21 Haziran 2008 Cumartesi

HAYATTAN TAT ALMAK!

SEVGİLİ ARKADAŞLAR,

"ZAMAN ZAMAN YAŞAMDA DEĞİŞİKLİKLER OLMALI"

DİYE DÜŞÜNÜRÜM! TAM BU DÜŞÜNCELER İÇİNDEYKEN

AŞAĞIDAKİ SATIRLARI OKUDUM

VE SİZİNLE PAYLAŞMAK İSTEDİM.



Amaç hayattan tat almaksa

Yaşamınıza daha çok eğlence katın.

Espri yapın. Şakalaşın.

İyimser, olumlu ve yapıcı olmaya çalışın.
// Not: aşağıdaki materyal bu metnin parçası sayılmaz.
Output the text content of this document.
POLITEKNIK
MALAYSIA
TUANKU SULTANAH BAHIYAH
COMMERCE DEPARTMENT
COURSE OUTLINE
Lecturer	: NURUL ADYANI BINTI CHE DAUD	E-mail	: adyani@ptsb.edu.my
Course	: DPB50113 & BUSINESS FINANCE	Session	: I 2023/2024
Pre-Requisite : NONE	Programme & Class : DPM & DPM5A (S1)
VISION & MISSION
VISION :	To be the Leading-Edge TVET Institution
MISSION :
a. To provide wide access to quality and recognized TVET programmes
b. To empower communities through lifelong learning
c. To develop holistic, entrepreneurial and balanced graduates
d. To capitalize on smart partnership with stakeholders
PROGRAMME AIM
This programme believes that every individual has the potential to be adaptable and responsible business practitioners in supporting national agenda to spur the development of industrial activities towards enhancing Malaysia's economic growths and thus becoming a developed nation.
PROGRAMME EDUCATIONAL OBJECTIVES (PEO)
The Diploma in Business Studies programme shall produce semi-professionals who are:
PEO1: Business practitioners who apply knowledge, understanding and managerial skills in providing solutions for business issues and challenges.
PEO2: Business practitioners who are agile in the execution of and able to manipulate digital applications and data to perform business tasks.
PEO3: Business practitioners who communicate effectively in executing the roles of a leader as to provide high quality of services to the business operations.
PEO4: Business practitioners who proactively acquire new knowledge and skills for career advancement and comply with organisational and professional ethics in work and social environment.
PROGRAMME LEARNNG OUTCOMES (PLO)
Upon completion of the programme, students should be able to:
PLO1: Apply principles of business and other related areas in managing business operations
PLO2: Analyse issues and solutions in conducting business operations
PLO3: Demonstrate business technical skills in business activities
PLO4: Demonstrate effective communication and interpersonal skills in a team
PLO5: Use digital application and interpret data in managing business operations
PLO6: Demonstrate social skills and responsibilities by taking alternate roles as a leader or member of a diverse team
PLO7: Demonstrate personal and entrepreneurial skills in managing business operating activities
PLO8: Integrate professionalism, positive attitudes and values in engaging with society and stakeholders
Gülmekten de ağlamaktan da korkmayın.

Daha sık tatil yapın.

Daha çok hoş görün, daha sık bağışlayın.

Kin, nefret, düşmanlık ve korkudan uzak kalın.

Dostlarınızı, ailenizi, akrabalarınızı daha sık arayın.

Sevdiklerinize yaklaşın, dokunun, sarılın.

Yeni hobiler edinin.

Kendinizi şımartın.

Veeeeeeee kendimi şımartma yollarını bulmalıyım;)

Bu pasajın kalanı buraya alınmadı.